Rows of minivans fill the parking lot of Atlanta's Chinatown Square. Two large dragon sculptures flank the main entrance that leads into one of our city's most exciting eating destinations: a food court that transforms even the most jaded foodie into a manic glutton. Food stalls serving everything from slutty Americanized General Tsos chicken to pig stomach surround a mass of well-worn tables and chairs populated by every manner of diner, who huddle intensely over their dishes of choice. Hong Kong B.B.Q. (5385 New Peachtree Road, Chamblee, 770-451-7277) is, without a doubt, one of the court's most popular destinations. The Malaysian-owned stall serves nearly 200 different dishes — and that doesn't even include the specials advertised on a sign to the right of the cashier.
A glistening assortment of roasted and barbecued meats — soy sauce chicken, flats of glazed red pork, and whole mahogany ducks — hang side by side in a large window that offers a sneak peak into the carefully managed madness of Hong Kong's kitchen. Handpick your meat(s) and watch as the cook, armed with a menacing cleaver, deftly chops them into precise slices on a well-worn cutting board.
Bright yellow noodles or rice act as a foundation for the roasted meats. One of the more soothing options, a bowl of won ton noodle soup, offers a myriad of textures to counteract with the masterfully executed meats. The clear, mildly flavored broth overflows with plump pork won tons with delicate skins, crinkly egg noodles, a grassy pop of green bok choy and slices of intensely red pork or crispy roast duck.

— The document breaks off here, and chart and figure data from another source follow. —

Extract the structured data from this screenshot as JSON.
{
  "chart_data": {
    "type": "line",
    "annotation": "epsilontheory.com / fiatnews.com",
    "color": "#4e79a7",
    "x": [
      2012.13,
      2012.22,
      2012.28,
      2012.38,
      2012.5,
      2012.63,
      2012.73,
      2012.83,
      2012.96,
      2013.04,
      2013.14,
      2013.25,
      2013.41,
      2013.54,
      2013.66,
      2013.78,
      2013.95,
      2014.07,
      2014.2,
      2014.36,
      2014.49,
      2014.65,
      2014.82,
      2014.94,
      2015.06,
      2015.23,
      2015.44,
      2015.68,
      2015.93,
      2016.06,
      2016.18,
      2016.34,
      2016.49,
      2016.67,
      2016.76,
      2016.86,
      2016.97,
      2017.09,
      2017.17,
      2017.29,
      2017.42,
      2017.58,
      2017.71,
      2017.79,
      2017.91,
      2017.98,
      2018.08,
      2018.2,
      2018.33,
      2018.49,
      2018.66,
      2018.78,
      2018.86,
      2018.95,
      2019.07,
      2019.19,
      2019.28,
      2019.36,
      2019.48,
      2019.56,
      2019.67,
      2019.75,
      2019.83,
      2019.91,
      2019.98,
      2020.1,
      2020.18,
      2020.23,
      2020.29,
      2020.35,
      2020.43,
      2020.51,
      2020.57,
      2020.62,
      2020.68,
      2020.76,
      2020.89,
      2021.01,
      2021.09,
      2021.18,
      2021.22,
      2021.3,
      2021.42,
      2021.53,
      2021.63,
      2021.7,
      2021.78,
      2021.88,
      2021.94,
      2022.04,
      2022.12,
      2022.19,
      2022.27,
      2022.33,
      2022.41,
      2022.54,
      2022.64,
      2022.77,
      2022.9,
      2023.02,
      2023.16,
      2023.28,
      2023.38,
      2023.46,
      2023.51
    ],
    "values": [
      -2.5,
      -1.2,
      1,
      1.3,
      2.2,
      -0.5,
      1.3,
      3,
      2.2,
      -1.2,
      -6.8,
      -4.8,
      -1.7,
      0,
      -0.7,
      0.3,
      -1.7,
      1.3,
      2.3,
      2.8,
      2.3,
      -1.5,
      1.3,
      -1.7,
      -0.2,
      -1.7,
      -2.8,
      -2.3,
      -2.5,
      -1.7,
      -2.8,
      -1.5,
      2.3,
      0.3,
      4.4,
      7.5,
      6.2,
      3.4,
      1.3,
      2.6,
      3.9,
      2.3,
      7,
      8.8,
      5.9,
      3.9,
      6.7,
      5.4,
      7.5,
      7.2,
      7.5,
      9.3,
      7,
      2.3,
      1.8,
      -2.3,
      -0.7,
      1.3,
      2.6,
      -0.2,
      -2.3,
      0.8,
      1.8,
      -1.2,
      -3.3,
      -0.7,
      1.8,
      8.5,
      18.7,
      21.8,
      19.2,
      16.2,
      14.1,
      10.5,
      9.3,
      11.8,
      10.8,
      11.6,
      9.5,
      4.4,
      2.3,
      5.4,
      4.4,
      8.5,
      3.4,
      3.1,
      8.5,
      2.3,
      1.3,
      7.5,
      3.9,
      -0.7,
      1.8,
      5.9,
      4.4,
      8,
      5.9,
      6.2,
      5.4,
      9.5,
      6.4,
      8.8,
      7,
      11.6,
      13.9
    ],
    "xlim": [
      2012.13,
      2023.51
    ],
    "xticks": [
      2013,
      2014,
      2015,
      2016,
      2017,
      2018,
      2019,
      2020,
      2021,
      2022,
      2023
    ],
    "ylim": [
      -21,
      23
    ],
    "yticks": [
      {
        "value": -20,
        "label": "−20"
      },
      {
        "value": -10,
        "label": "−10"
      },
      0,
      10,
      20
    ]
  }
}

While the congee choices look like an appealing steal at around $3 per bowl, they are often watery and best avoided. The stir-fried noodles, however, should not be missed. A litmus test of Chinese cooking, the dry-fried beef chow fun has the requisite oiliness that takes this sinful dish from good to fabulous. Black bean sauce mixed with a generous dose of soy permeates the flat, wide rice noodles tangled with a mix of chopstick-slender slices of beef, green onions and bean sprouts.
Hainanese chicken rice mashes up both Chinese and Malaysian cooking beautifully. Although the dish hails from China, it's often found in Malaysian restaurants. Plump pieces of skin-on, bone-in chicken glisten with fat. Hong Kong encircles the chopped up chicken pieces with cucumbers that have been quick-pickled for a little acidic contrast to the dish. A plate of fluffy white rice is served on the side along with a tiny container of spicy chili sauce, a bowl of soup, and the piece de resistance: a sauce for drizzling made of soy sauce and other ingredients that the restaurant's grinning cook refuses to divulge, no matter how much you pry.
Since the restaurant has a Malaysian owner, Malaysian dishes litter the menu and deserve your exploration. A heaping plate of the classic rice-noodle dish char kway teow is packed with tiny, juicy shrimp, and thick slabs of fish cake. Ask for it spicy and you wont be disappointed; these guys aren't the type to deter their American customers from the real deal. Add the bustle of the food court to the mix and it's almost like landing in China — without the painfully long flight.